I’m not talking about people like me, who (used to) think of data as some kind of fuzzy cloud boobytrapped with sharp numbers and perplexing symbols.
I’m talking about the thing that has shocked me most since I started working at Falkon: people assume their data is too messy to work with. All people, pretty much. Even analysts. Especially analysts?
Seriously. Falkon can look about three layers deep into the mass of data most companies collect these days. When people hear that they’ll be able to explore below the tip of the iceberg that they’re used to seeing in dashboards, no matter where they work, they say the same thing: that’s awesome, but my data is garbage.
Here’s the other shocking thing: You’re already using this data to inform your business.
Maybe the concept of garbage data is less a reality and more a perception (though of course there are levels of data cleanliness). I have three ideas about where it comes from.
Your data is overwhelming. You have what you need, but you’re not sure where it is because it’s under a lot of other stuff. You’re so used to looking at a big, messy pile that you can’t imagine it turning into a neatly organized stack.
You’re scared of the monster under the bed. The data story you currently know is comfortable. If you go a little bit deeper, you might find something surprising. It might be scary.

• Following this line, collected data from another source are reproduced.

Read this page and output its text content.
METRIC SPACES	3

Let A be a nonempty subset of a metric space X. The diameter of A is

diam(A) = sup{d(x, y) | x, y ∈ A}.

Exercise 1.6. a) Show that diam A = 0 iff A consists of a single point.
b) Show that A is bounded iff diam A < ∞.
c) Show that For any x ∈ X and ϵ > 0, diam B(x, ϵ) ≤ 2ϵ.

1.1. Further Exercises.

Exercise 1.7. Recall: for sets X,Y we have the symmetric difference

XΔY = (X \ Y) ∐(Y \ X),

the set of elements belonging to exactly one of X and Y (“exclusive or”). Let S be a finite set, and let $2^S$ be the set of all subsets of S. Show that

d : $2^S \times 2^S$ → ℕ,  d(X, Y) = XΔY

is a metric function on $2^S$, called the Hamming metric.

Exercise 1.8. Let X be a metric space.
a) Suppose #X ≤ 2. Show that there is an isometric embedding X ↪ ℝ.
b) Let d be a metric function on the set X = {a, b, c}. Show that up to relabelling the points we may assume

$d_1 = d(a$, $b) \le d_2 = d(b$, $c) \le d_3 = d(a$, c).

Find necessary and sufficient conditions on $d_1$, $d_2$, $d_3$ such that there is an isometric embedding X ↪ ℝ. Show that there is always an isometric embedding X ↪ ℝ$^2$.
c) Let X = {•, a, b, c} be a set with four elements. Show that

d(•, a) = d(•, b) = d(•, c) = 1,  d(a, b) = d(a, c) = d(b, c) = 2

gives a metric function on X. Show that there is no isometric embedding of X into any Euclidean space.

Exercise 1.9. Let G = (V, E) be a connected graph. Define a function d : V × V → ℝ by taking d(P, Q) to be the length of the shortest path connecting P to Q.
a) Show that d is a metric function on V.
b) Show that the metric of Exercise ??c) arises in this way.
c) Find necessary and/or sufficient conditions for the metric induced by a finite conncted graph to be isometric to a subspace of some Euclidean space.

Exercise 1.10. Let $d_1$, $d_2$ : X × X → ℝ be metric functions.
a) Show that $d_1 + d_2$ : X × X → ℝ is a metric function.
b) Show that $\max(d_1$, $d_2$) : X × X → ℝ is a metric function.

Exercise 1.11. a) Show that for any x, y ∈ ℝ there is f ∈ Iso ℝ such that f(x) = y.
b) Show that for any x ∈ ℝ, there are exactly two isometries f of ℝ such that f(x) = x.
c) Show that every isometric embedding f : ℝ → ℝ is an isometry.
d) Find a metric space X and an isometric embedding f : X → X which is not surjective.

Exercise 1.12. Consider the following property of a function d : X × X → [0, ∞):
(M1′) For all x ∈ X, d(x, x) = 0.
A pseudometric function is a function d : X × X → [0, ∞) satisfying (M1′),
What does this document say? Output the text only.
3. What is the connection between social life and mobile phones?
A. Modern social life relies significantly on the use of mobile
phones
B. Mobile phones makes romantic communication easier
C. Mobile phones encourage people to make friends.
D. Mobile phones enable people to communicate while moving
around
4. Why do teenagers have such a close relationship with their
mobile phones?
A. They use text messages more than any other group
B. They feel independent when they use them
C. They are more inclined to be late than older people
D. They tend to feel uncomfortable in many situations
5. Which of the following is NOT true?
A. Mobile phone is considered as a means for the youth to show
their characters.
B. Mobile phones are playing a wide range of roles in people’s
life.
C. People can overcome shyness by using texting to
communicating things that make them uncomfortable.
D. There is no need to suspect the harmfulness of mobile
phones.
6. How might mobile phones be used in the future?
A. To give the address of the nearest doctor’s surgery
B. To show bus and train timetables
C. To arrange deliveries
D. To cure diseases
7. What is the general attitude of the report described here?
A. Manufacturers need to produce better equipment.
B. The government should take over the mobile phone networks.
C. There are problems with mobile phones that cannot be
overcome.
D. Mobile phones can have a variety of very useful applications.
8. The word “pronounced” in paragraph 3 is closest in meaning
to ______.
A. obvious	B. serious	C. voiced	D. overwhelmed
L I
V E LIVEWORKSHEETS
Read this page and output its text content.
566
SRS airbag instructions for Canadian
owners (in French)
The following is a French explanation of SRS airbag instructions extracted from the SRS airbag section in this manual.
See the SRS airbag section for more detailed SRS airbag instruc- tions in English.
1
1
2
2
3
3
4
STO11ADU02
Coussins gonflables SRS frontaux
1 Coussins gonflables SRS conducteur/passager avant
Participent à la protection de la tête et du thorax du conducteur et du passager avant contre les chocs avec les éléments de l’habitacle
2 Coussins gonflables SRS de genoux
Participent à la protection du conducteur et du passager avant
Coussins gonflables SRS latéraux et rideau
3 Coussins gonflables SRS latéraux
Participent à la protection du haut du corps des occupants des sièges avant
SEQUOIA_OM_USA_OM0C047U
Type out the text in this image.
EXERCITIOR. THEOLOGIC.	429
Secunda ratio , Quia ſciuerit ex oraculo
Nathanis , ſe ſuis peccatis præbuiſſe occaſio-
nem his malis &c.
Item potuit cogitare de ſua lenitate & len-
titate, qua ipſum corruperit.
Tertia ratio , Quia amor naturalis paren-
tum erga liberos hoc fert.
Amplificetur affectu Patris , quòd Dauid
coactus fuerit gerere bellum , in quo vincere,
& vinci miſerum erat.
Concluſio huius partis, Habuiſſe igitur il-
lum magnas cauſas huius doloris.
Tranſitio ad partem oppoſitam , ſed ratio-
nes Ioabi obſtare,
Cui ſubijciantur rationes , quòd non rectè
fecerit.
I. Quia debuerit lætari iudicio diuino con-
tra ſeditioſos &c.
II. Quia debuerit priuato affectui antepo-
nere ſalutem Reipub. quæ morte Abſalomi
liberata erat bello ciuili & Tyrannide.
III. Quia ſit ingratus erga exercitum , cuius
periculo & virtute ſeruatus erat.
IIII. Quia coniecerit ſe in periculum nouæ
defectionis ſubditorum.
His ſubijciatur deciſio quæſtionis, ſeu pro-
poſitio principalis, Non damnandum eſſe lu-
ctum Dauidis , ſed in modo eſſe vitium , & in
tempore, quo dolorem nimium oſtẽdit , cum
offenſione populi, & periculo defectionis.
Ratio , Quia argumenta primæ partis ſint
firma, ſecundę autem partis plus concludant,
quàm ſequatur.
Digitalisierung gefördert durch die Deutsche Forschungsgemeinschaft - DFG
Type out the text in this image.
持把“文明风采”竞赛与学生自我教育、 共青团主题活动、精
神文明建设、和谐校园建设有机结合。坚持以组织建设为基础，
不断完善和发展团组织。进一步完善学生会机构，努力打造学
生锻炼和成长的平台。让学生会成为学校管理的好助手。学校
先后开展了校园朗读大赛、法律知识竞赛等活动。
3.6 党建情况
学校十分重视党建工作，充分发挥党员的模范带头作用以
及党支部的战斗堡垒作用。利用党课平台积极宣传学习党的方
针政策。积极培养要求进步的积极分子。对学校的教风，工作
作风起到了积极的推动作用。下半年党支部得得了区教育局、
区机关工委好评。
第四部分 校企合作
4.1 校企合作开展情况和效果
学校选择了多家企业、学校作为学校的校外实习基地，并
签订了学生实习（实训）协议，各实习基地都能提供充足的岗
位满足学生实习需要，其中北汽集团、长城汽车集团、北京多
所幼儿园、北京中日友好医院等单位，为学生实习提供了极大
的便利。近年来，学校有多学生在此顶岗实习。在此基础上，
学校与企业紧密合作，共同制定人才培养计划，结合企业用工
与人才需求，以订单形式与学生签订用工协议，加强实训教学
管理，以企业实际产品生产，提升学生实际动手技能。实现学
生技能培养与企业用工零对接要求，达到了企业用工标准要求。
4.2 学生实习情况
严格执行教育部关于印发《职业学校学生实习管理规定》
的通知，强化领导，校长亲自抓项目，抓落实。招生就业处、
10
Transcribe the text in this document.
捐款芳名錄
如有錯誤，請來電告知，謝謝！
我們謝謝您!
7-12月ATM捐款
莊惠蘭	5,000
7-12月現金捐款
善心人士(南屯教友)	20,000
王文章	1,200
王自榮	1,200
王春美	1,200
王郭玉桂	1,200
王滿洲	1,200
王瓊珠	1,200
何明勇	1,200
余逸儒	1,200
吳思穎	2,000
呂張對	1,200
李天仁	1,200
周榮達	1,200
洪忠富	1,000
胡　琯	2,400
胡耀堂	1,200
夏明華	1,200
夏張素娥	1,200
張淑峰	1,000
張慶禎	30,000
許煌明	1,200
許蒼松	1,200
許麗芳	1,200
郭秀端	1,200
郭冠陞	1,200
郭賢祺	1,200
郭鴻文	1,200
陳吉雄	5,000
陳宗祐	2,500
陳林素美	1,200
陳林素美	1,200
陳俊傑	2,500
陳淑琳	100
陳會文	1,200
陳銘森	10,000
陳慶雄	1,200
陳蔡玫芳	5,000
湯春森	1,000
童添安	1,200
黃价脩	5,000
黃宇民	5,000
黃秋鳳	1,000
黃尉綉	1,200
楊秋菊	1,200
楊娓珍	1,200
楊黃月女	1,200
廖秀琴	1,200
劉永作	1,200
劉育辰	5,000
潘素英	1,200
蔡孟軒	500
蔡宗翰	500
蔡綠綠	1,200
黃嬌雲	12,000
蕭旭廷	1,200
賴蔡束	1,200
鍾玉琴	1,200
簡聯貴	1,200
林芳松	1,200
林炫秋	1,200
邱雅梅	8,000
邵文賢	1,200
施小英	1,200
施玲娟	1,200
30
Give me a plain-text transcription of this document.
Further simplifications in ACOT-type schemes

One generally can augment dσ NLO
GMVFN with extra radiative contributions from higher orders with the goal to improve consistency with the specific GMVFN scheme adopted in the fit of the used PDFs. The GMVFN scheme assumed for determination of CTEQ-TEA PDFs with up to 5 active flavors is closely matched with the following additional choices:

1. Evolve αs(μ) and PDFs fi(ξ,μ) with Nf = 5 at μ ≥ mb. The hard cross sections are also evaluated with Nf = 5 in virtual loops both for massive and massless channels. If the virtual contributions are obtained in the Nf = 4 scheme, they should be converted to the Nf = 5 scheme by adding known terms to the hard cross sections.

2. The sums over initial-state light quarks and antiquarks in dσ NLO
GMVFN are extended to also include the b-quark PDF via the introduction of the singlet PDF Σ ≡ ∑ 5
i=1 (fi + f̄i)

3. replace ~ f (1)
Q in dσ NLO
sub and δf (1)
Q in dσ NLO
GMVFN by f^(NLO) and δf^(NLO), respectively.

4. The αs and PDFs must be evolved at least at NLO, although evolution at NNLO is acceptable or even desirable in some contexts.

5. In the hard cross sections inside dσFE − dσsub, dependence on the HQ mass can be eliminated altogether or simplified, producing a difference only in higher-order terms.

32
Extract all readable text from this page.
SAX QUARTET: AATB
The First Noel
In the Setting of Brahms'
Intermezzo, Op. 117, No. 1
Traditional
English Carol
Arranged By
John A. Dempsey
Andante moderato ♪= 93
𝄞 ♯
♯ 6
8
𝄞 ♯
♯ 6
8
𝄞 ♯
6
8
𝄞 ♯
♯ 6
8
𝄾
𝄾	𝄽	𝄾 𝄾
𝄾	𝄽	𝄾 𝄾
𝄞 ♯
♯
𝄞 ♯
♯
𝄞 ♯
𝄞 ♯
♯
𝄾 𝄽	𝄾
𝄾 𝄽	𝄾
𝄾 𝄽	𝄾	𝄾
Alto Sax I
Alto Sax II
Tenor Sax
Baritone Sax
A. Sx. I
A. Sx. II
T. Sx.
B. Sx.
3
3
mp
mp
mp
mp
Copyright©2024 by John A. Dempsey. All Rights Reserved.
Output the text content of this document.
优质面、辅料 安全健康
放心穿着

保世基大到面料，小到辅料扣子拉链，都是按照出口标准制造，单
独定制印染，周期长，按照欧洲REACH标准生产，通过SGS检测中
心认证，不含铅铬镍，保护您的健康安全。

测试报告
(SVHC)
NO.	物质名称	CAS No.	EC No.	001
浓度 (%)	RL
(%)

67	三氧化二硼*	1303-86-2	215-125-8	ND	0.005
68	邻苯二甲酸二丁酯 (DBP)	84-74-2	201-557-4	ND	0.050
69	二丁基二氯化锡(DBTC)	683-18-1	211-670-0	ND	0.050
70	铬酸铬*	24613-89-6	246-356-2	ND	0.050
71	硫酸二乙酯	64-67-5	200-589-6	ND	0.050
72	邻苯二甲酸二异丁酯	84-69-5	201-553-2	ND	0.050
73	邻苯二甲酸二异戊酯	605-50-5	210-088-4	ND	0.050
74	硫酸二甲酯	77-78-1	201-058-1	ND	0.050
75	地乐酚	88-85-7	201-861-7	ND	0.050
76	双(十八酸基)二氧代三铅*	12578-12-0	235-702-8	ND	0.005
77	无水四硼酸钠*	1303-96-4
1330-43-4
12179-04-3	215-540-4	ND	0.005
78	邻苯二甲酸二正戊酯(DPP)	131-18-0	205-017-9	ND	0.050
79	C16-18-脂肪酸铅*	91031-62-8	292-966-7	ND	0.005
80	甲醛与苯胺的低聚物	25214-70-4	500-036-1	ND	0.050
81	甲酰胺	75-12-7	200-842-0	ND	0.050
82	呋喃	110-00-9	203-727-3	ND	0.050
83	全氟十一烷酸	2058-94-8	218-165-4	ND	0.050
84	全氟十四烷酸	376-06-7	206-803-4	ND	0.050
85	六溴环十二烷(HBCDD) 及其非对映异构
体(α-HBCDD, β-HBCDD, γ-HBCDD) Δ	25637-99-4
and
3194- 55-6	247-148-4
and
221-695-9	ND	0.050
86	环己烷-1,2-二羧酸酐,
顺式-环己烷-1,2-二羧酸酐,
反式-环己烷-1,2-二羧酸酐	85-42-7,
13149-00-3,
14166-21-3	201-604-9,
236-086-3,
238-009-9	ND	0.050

You don’t see the value in cleaning up. Maybe your data really isn’t all that messy. But finding out seems like a lot of work and you’re not sure it’s worth the trouble. You’re doing OK with what you have.
The pro of not doing anything about all of these is the same: it’s easy.
The cons are a big deal, though. Ignoring 90% or more of your data means you’re missing information that you could use to improve your business. Insights are the point of data, and you have buried insights. Lots of them.
I don’t actually have a solution here, other than to say: it’s OK to have messy data. It’s normal to believe your data is a disaster. Businesses collect so much information now that it’s created a virtual landfill of stuff no one’s looking at.
Maybe the question isn’t why people are scared to look below the surface. Maybe it’s whether we’re all collecting too much data. Or maybe it’s whether we need to stop and assess what metrics actually matter for our business, and focus on keeping those in working order. (One of my data scientist coworkers, Jensen, thinks you should definitely Marie Kondo your metrics.)
The thing I’ve learned from this phenomenon is that it pays to be brave and curious enough to work with what you’ve got because new insights are a great way to make better business decisions.
And if working with what you’ve got doesn’t actually work, hey, then take one step at a time to make it work. Cleaning data is never going to be all or nothing, and it’s not a one time thing. Mona says it’s a daily practice like meditation can be, and that sounds a bit like Marie Kondo, too, and so now do we think taking care of your data is actually something that can make you more enlightened, or at least lighter-feeling, like a tidy closet? Could be.